The brands that help shape analysts’ thinking around the new organizing principles will be the brands seen as relevant and worthy of company spend. Companies turning to analysts for recommendations will also start shaping that thinking based on their business use cases, frustrations in the market, and new expectations of workplace technology in a new world of work. 

If you want the phone to ring again when we all return to the office, you have to be a part of the conversation that defines what’s important in our new reality. The brands that remain engaged with analysts will shape that thinking coming out of the crisis. If you think they have trouble now shaping category thinking or helping analysts understand your solution’s value to the market, just wait until shit completely changes for everyone. 

Here’s what to do:

  1. Analysts take briefings with work tech vendors all the time. Sometimes they’re part of a paid relationship (always a valuable mix to your marketing strategy) so the analysts can serve that vendor’s needs as a strategic advisor and help the business thrive. The other conversations are unpaid briefings: get-to-know-you conversations that put you in their pipeline — and analysts often survey or interview vendors before they publish a report, ranking, or grid that compares vendors and defines what criteria are important for a specific solution category. 
  2. Remember that analysts also hate attending conferences. Here’s why: If they go to an HR or workplace technology conference, they pretty much have to schedule as many briefings a day as possible. It’s important to their sales pipeline, paying clients want to talk with them while they’re in attendance, and brands that are just getting started with analyst relations want to introduce themselves to key analysts. That means back-to-back-to-back 30- to 60-minute briefings from sunup to sundown with barely a break in between. Hell, I’d hate that too. Increasingly, analysts are attending user conferences, customer conferences, and vendor conferences because they get the opportunity to have more meaningful conversations with vendors and buyers to see how work technology is really working (not just getting the aspirational marketing messages). 
  3. Let me share a secret: These analysts are really smart because they’re talking to brands like yours. They’re hearing firsthand what’s working, what’s not, and what buyers’ expectations are of work technology. That shapes their thinking. Analysts don’t have dark powers that help them predict the future — they have you. Analysts are seeing where the market is heading by tapping into what you’re learning in the market and by seeing your product road map. (To be fair, they’re also hearing from buyers asking for work technology that delivers certain features, benefits, and outcomes.)

Because we manage analyst relations, we hear from work technology vendors all the time — whether a startup or a top 10 category leader — their complaints about how analysts did not include them in a grid, ranking, or research report, or that the criteria they used to evaluate their category wasn’t fair or missed out on some important features and capabilities. “Don’t they know we have a lot of enterprise buyers?” “We’re a better solution than some of those included in the quadrant rankings!” “Our integrations and partnerships make us a stronger brand than some of those in the leader grid!”

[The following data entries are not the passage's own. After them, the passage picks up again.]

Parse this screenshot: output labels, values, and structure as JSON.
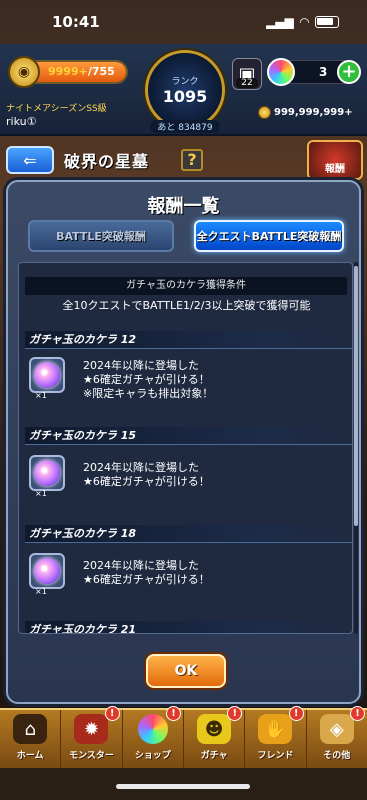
{
  "status": {
    "time": "10:41"
  },
  "hud": {
    "stamina_current": "9999+",
    "stamina_max": "/755",
    "rank_label": "ランク",
    "rank_value": "1095",
    "rank_next": "あと 834879",
    "orb_badge": "22",
    "gem_count": "3",
    "gem_plus": "+",
    "season": "ナイトメアシーズンSS級",
    "username": "riku①",
    "coins": "999,999,999+"
  },
  "header": {
    "back": "⇐",
    "title": "破界の星墓",
    "help": "?",
    "boss_label": "報酬"
  },
  "modal": {
    "title": "報酬一覧",
    "tabs": [
      {
        "label": "BATTLE突破報酬",
        "selected": false
      },
      {
        "label": "全クエストBATTLE突破報酬",
        "selected": true
      }
    ],
    "condition_header": "ガチャ玉のカケラ獲得条件",
    "condition_text": "全10クエストでBATTLE1/2/3以上突破で獲得可能",
    "rewards": [
      {
        "name": "ガチャ玉のカケラ 12",
        "qty": "×1",
        "desc": "2024年以降に登場した\n★6確定ガチャが引ける！\n※限定キャラも排出対象！"
      },
      {
        "name": "ガチャ玉のカケラ 15",
        "qty": "×1",
        "desc": "2024年以降に登場した\n★6確定ガチャが引ける！"
      },
      {
        "name": "ガチャ玉のカケラ 18",
        "qty": "×1",
        "desc": "2024年以降に登場した\n★6確定ガチャが引ける！"
      },
      {
        "name": "ガチャ玉のカケラ 21",
        "qty": "",
        "desc": ""
      }
    ],
    "ok": "OK"
  },
  "nav": [
    {
      "label": "ホーム",
      "icon": "home-icon",
      "badge": ""
    },
    {
      "label": "モンスター",
      "icon": "monster-icon",
      "badge": "!"
    },
    {
      "label": "ショップ",
      "icon": "shop-orb-icon",
      "badge": "!"
    },
    {
      "label": "ガチャ",
      "icon": "gacha-icon",
      "badge": "!"
    },
    {
      "label": "フレンド",
      "icon": "friend-icon",
      "badge": "!"
    },
    {
      "label": "その他",
      "icon": "other-icon",
      "badge": "!"
    }
  ]
}
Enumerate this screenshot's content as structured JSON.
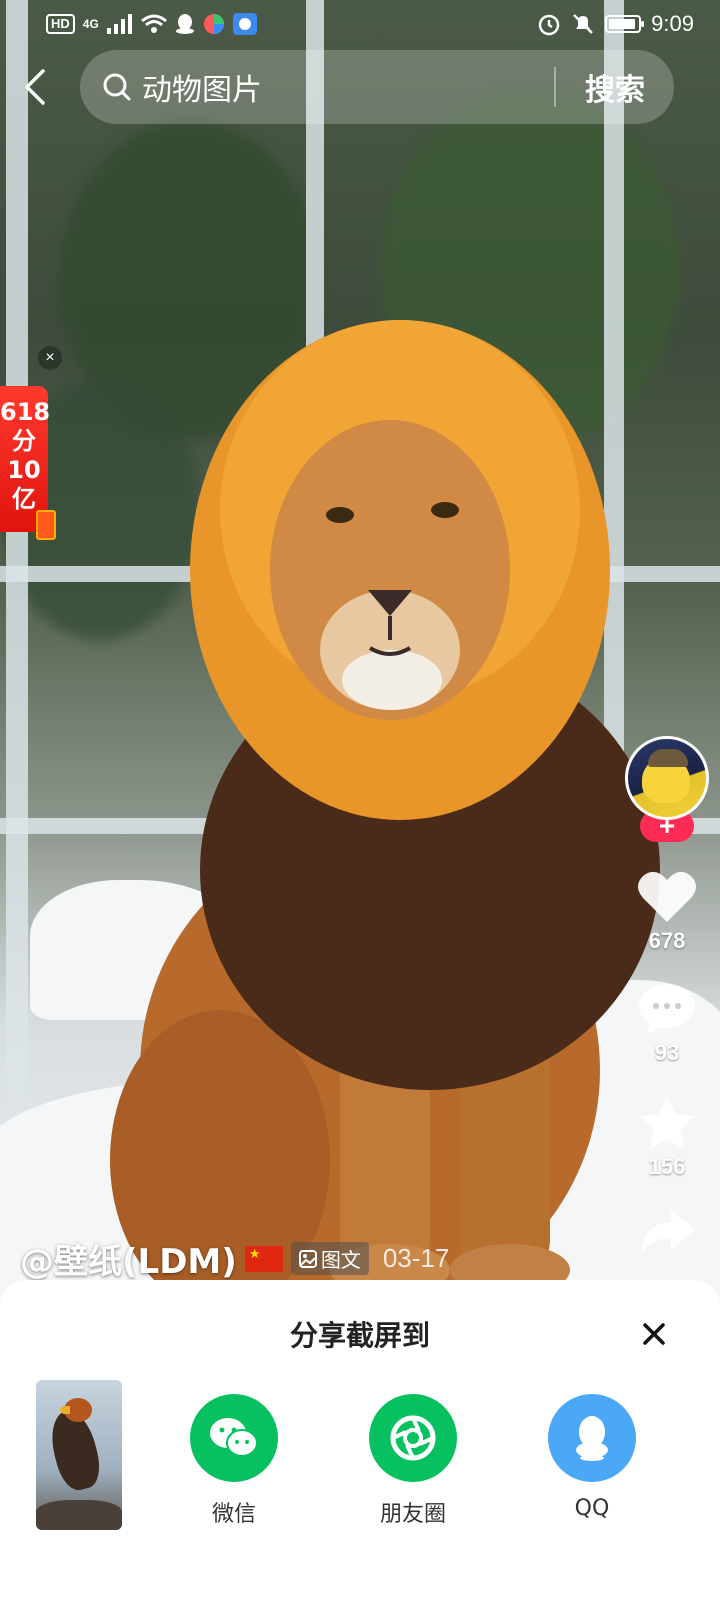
{
  "status_bar": {
    "network_hd": "HD",
    "network_4g": "4G",
    "time": "9:09"
  },
  "search": {
    "query": "动物图片",
    "button_label": "搜索"
  },
  "promo": {
    "line1": "618",
    "line2": "分",
    "line3": "10",
    "line4": "亿",
    "close_glyph": "×"
  },
  "rail": {
    "follow_glyph": "+",
    "likes": "678",
    "comments": "93",
    "favorites": "156"
  },
  "post": {
    "author": "@壁纸(LDM)",
    "type_label": "图文",
    "date": "03-17"
  },
  "share_sheet": {
    "title": "分享截屏到",
    "options": [
      {
        "label": "微信",
        "icon": "wechat-icon",
        "color": "#07c160"
      },
      {
        "label": "朋友圈",
        "icon": "moments-icon",
        "color": "#07c160"
      },
      {
        "label": "QQ",
        "icon": "qq-icon",
        "color": "#4aa8f7"
      }
    ]
  },
  "colors": {
    "accent_red": "#fe2c55",
    "wechat_green": "#07c160",
    "qq_blue": "#4aa8f7"
  }
}
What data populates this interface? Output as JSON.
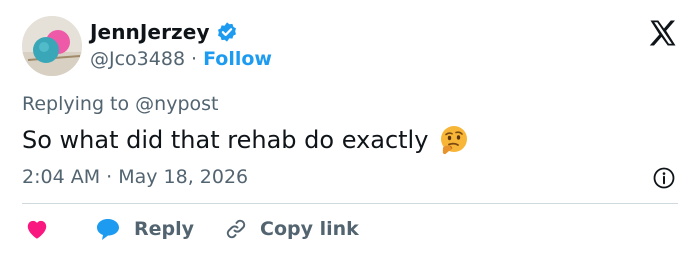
{
  "author": {
    "display_name": "JennJerzey",
    "handle": "@Jco3488",
    "separator": "·",
    "follow_label": "Follow",
    "verified": true,
    "verified_color": "#1d9bf0"
  },
  "reply_context": "Replying to @nypost",
  "tweet": {
    "text": "So what did that rehab do exactly",
    "emoji": "thinking-face-icon"
  },
  "timestamp": "2:04 AM · May 18, 2026",
  "actions": {
    "like_icon": "heart-icon",
    "like_color": "#f91880",
    "reply_label": "Reply",
    "reply_icon_color": "#1d9bf0",
    "copy_label": "Copy link"
  },
  "colors": {
    "text": "#0f1419",
    "secondary": "#536471",
    "accent": "#1d9bf0",
    "divider": "#cfd9de"
  }
}
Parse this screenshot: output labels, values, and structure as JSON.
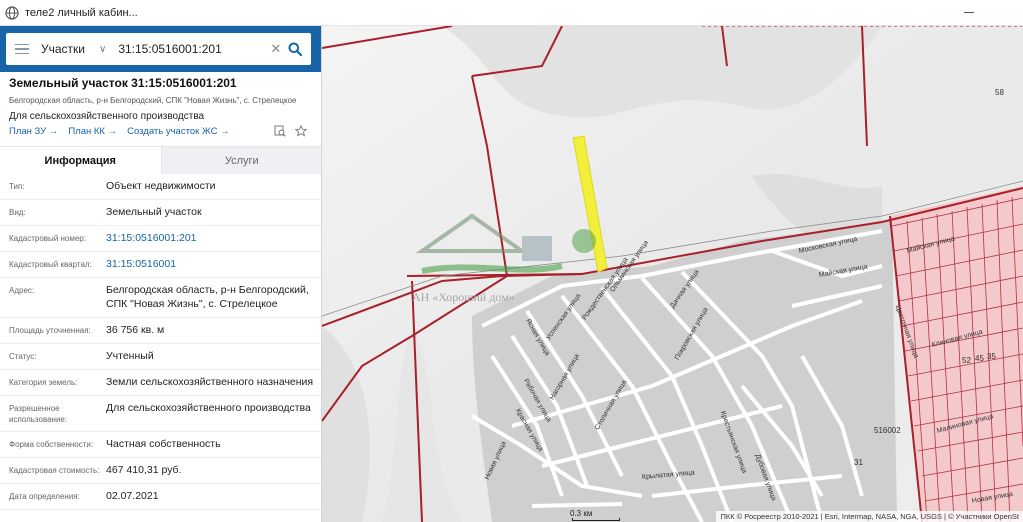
{
  "browser": {
    "tab_title": "теле2 личный кабин..."
  },
  "search": {
    "type": "Участки",
    "value": "31:15:0516001:201"
  },
  "parcel": {
    "title": "Земельный участок 31:15:0516001:201",
    "address_line": "Белгородская область, р-н Белгородский, СПК \"Новая Жизнь\", с. Стрелецкое",
    "purpose": "Для сельскохозяйственного производства",
    "links": [
      "План ЗУ",
      "План КК",
      "Создать участок ЖС"
    ]
  },
  "tabs": {
    "info": "Информация",
    "services": "Услуги"
  },
  "rows": [
    {
      "k": "Тип:",
      "v": "Объект недвижимости"
    },
    {
      "k": "Вид:",
      "v": "Земельный участок"
    },
    {
      "k": "Кадастровый номер:",
      "v": "31:15:0516001:201"
    },
    {
      "k": "Кадастровый квартал:",
      "v": "31:15:0516001"
    },
    {
      "k": "Адрес:",
      "v": "Белгородская область, р-н Белгородский, СПК \"Новая Жизнь\", с. Стрелецкое"
    },
    {
      "k": "Площадь уточненная:",
      "v": "36 756 кв. м"
    },
    {
      "k": "Статус:",
      "v": "Учтенный"
    },
    {
      "k": "Категория земель:",
      "v": "Земли сельскохозяйственного назначения"
    },
    {
      "k": "Разрешенное использование:",
      "v": "Для сельскохозяйственного производства"
    },
    {
      "k": "Форма собственности:",
      "v": "Частная собственность"
    },
    {
      "k": "Кадастровая стоимость:",
      "v": "467 410,31 руб."
    },
    {
      "k": "Дата определения:",
      "v": "02.07.2021"
    }
  ],
  "map": {
    "scale": "0.3 км",
    "attribution": "ПКК © Росреестр 2010-2021 | Esri, Intermap, NASA, NGA, USGS | © Участники OpenSt",
    "watermark": "АН «Хороший дом»",
    "labels": [
      "58",
      "516002",
      "31",
      "52",
      "45",
      "35"
    ],
    "streets": [
      "Московская улица",
      "Майская улица",
      "Ольминская улица",
      "Дачная улица",
      "Рождественская улица",
      "Успенская улица",
      "Ясная улица",
      "Рабочая улица",
      "Красная улица",
      "Нагорная улица",
      "Столичная улица",
      "Покровская улица",
      "Новая улица",
      "Крылатая улица",
      "Крестьянская улица",
      "Дубовая улица",
      "Майская улица",
      "Цветочная улица",
      "Клиновая улица",
      "Малиновая улица",
      "Новая улица"
    ],
    "colors": {
      "boundary": "#a8202a",
      "parcel": "#f2ef3a",
      "residential": "#f3c9cc",
      "urban": "#c9c9c9"
    }
  }
}
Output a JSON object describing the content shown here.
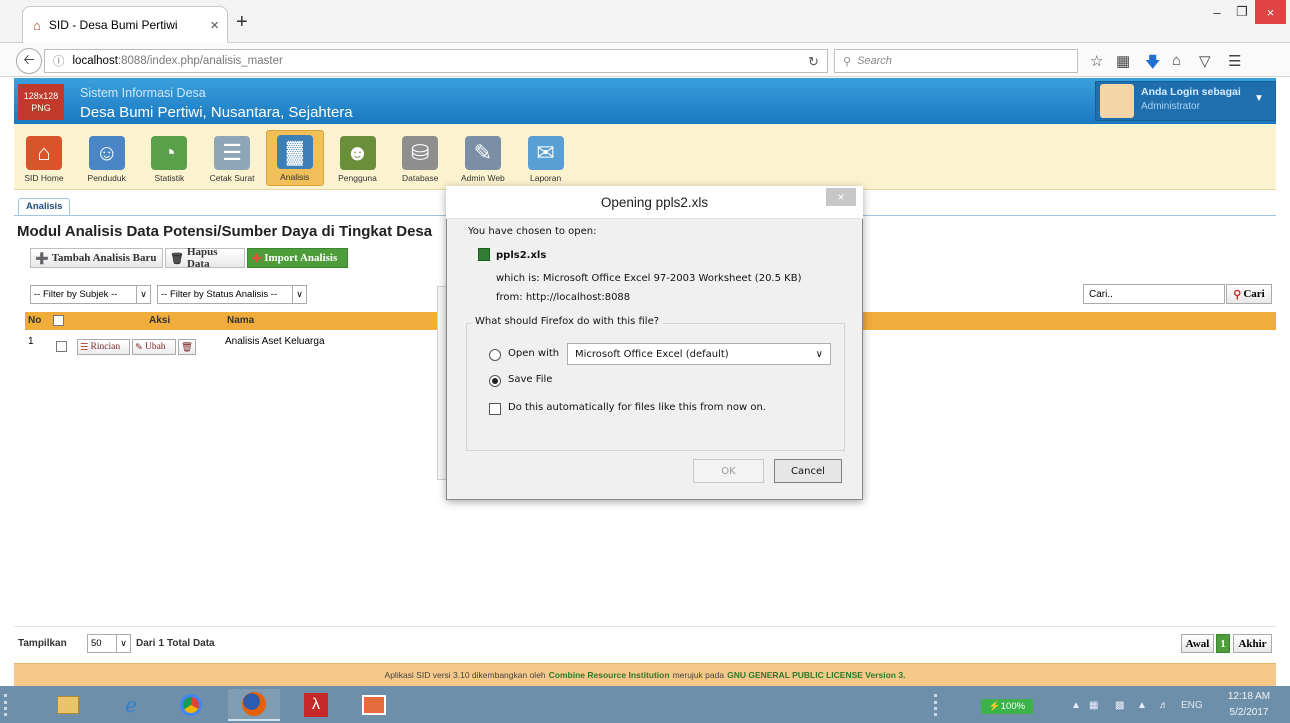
{
  "browser": {
    "tab_title": "SID - Desa Bumi Pertiwi",
    "url_host": "localhost",
    "url_path": ":8088/index.php/analisis_master",
    "search_placeholder": "Search"
  },
  "site": {
    "logo_text": "128x128 PNG",
    "title_small": "Sistem Informasi Desa",
    "title_large": "Desa Bumi Pertiwi, Nusantara, Sejahtera",
    "user_label": "Anda Login sebagai",
    "user_role": "Administrator"
  },
  "toolbar": [
    {
      "label": "SID Home",
      "icon": "home-icon",
      "color": "#d9542b"
    },
    {
      "label": "Penduduk",
      "icon": "people-icon",
      "color": "#4a86c5"
    },
    {
      "label": "Statistik",
      "icon": "pie-chart-icon",
      "color": "#5aa04a"
    },
    {
      "label": "Cetak Surat",
      "icon": "document-icon",
      "color": "#8fa6b8"
    },
    {
      "label": "Analisis",
      "icon": "analysis-icon",
      "color": "#3d7fb7"
    },
    {
      "label": "Pengguna",
      "icon": "users-icon",
      "color": "#6a8f3b"
    },
    {
      "label": "Database",
      "icon": "database-icon",
      "color": "#8e8e8e"
    },
    {
      "label": "Admin Web",
      "icon": "admin-web-icon",
      "color": "#7a8fa6"
    },
    {
      "label": "Laporan",
      "icon": "mail-icon",
      "color": "#5a9fd4"
    }
  ],
  "page": {
    "subtab": "Analisis",
    "title": "Modul Analisis Data Potensi/Sumber Daya di Tingkat Desa",
    "add_button": "Tambah Analisis Baru",
    "delete_button": "Hapus Data",
    "import_button": "Import Analisis",
    "filter_subject": "-- Filter by Subjek --",
    "filter_status": "-- Filter by Status Analisis --",
    "search_placeholder": "Cari..",
    "search_button": "Cari",
    "columns": {
      "no": "No",
      "aksi": "Aksi",
      "nama": "Nama"
    },
    "rows": [
      {
        "no": "1",
        "detail_button": "Rincian",
        "edit_button": "Ubah",
        "name": "Analisis Aset Keluarga"
      }
    ],
    "show_label": "Tampilkan",
    "page_size": "50",
    "total_prefix": "Dari",
    "total_count": "1",
    "total_suffix": "Total Data",
    "first_button": "Awal",
    "current_page": "1",
    "last_button": "Akhir"
  },
  "footer": {
    "text1": "Aplikasi SID versi 3.10 dikembangkan oleh",
    "org": "Combine Resource Institution",
    "text2": "merujuk pada",
    "license": "GNU GENERAL PUBLIC LICENSE Version 3."
  },
  "dialog": {
    "title": "Opening ppls2.xls",
    "chosen_label": "You have chosen to open:",
    "filename": "ppls2.xls",
    "which_is": "which is:  Microsoft Office Excel 97-2003 Worksheet (20.5 KB)",
    "from": "from:  http://localhost:8088",
    "question": "What should Firefox do with this file?",
    "open_with_label": "Open with",
    "open_with_app": "Microsoft Office Excel (default)",
    "save_file_label": "Save File",
    "auto_label": "Do this automatically for files like this from now on.",
    "ok": "OK",
    "cancel": "Cancel",
    "selected_option": "save"
  },
  "taskbar": {
    "battery": "100%",
    "lang": "ENG",
    "time": "12:18 AM",
    "date": "5/2/2017"
  }
}
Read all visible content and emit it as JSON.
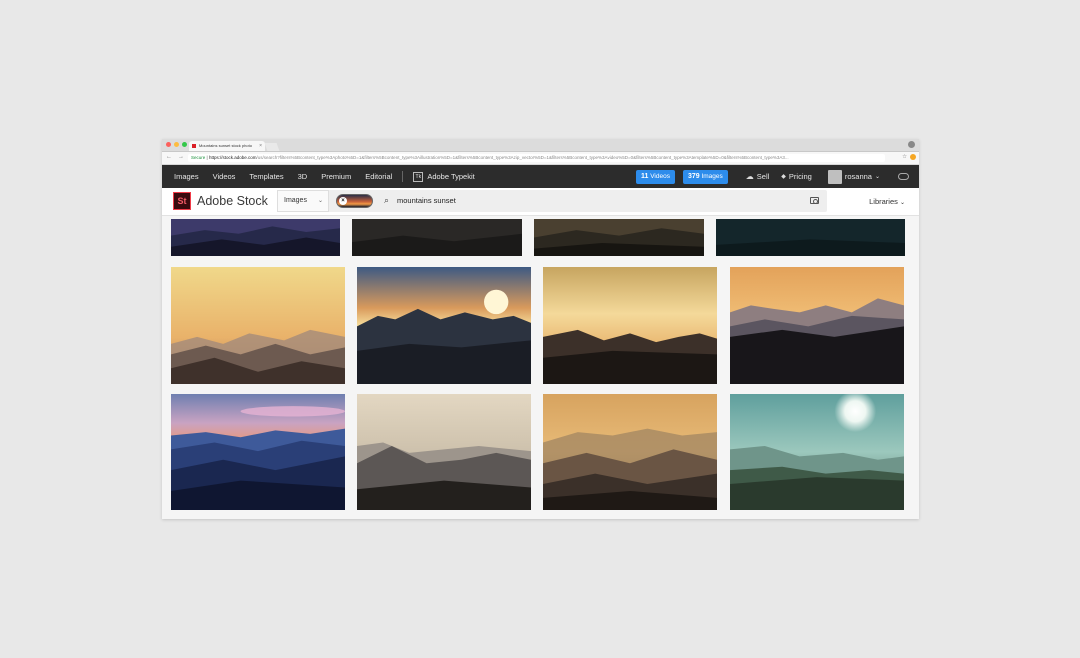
{
  "browser": {
    "tab_title": "Mountains sunset stock photo",
    "url_secure": "Secure",
    "url_host": "https://stock.adobe.com",
    "url_path": "/us/search?filters%5Bcontent_type%3Aphoto%5D=1&filters%5Bcontent_type%3Aillustration%5D=1&filters%5Bcontent_type%3Azip_vector%5D=1&filters%5Bcontent_type%3Avideo%5D=0&filters%5Bcontent_type%3Atemplate%5D=0&filters%5Bcontent_type%3A3..."
  },
  "topnav": {
    "links": [
      "Images",
      "Videos",
      "Templates",
      "3D",
      "Premium",
      "Editorial"
    ],
    "typekit_label": "Adobe Typekit",
    "videos_count": "11",
    "videos_label": "Videos",
    "images_count": "379",
    "images_label": "Images",
    "sell_label": "Sell",
    "pricing_label": "Pricing",
    "user_name": "rosanna"
  },
  "searchbar": {
    "brand_mark": "St",
    "brand_name": "Adobe Stock",
    "content_type": "Images",
    "query": "mountains sunset",
    "libraries_label": "Libraries"
  },
  "colors": {
    "nav_bg": "#2c2c2c",
    "pill_blue": "#2d8ceb",
    "brand_red": "#f03a47"
  },
  "results": {
    "thumbnails": [
      "mountain-dusk-blue",
      "mountain-night-dark",
      "mountain-dusk-brown",
      "mountain-night-teal",
      "hazy-golden-ridges",
      "sun-over-peaks",
      "golden-sky-silhouette",
      "orange-haze-peaks",
      "pink-cloud-blue-ridges",
      "pale-misty-valley",
      "golden-layered-haze",
      "teal-sun-hills"
    ]
  }
}
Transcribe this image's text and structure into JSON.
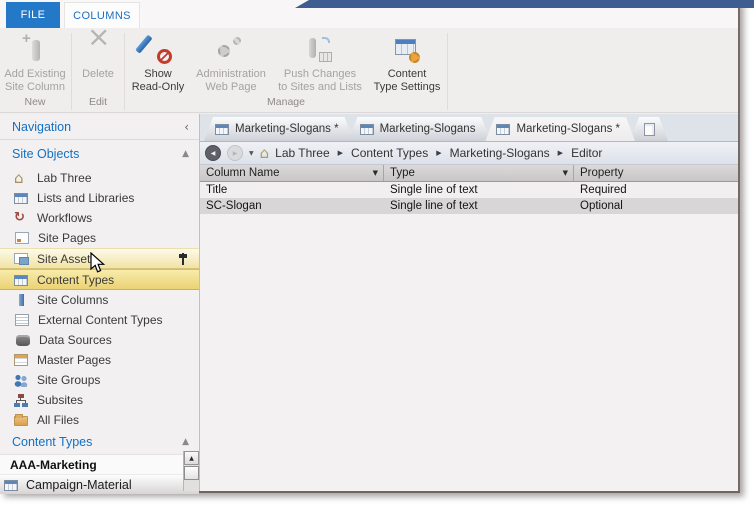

I was on a call with an HR tech vendor and Ray Wang, founder and CEO of Constellation Research, when Ray was asked “What role does an analyst really play in all this?” His response: “We are out there evangelizing concepts. The question is: Do you want us evangelizing your concepts or your competitors’?”

We are certainly at a pivotal moment for workplace technology. The game is going to change. Buyers’ expectations are going to change. Vendors are going to have to change to thrive, or even survive.

Analysts will help shape the conversation about what’s most important in work technology in our new reality. The question is: Are you going to be part of the conversation or let the conversation shape you?